The Knicks playoffs did something similar. There were the people who understood this was a rare, enormous thing happening to their city and threw themselves into it, basketball fans or not. And there were the people who complained about road closures and how much everyone was talking about sports.
Both camps are fine. It’s just useful to know which one you’re in.
Our appetite for merch has officially become unhinged
I already knew New Yorkers loved merch. But this was different. People now own a hat for a specific game. For example, I saw one for the Eastern Conference Finals Game 3 and a separate one for Finals Game 5. What happens to these hats next, I genuinely do not know.
You can put a television absolutely anywhere
I saw Knicks games playing in spa saunas, inside grocery stores, projected onto the brick walls of abandoned buildings. The city has apparently solved the technical challenge of watching basketball literally anywhere a human being might stand. The TVs are already being put to use for the world cup.
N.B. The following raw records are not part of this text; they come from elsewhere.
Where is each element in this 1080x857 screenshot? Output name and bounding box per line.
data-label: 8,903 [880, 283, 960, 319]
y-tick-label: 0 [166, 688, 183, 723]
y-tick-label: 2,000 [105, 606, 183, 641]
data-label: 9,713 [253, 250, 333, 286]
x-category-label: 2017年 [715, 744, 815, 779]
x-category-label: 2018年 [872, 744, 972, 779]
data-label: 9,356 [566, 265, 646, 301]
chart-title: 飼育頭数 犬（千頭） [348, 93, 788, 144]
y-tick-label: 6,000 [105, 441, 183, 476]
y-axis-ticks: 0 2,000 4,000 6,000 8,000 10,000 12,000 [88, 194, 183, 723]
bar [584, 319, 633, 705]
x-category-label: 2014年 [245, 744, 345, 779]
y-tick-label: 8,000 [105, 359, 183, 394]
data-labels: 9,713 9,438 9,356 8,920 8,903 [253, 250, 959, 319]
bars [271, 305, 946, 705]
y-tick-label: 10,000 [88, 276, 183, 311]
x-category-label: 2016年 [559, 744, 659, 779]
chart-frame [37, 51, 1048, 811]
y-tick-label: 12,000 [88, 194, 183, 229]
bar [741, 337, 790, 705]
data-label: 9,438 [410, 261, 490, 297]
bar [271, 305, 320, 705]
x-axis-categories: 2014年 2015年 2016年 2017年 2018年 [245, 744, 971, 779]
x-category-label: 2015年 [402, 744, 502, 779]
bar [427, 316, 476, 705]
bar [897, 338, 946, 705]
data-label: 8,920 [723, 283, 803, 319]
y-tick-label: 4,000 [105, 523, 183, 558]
Summer House next?
Partying is not dead
Everyone keeps saying Gen Z killed partying, but I saw sidewalks packed at 1 a.m. on a Monday after a game. I now believe the next generation knows how to party; they are just saving it for the things that actually matter.
It is possible to love a place with all your heart
My heart feels like it is going to burst from all the love it has for New York City. I never knew I could love a place like that, and I know so many people who feel the same way.
Anything can happen
Mostly, the Finals taught us that a game can turn around in seconds, and that nothing is over until it actually is. We will never quit anything early again, and I hope we never forget this lesson. How exhilarating is it to live in a world where anything can happen!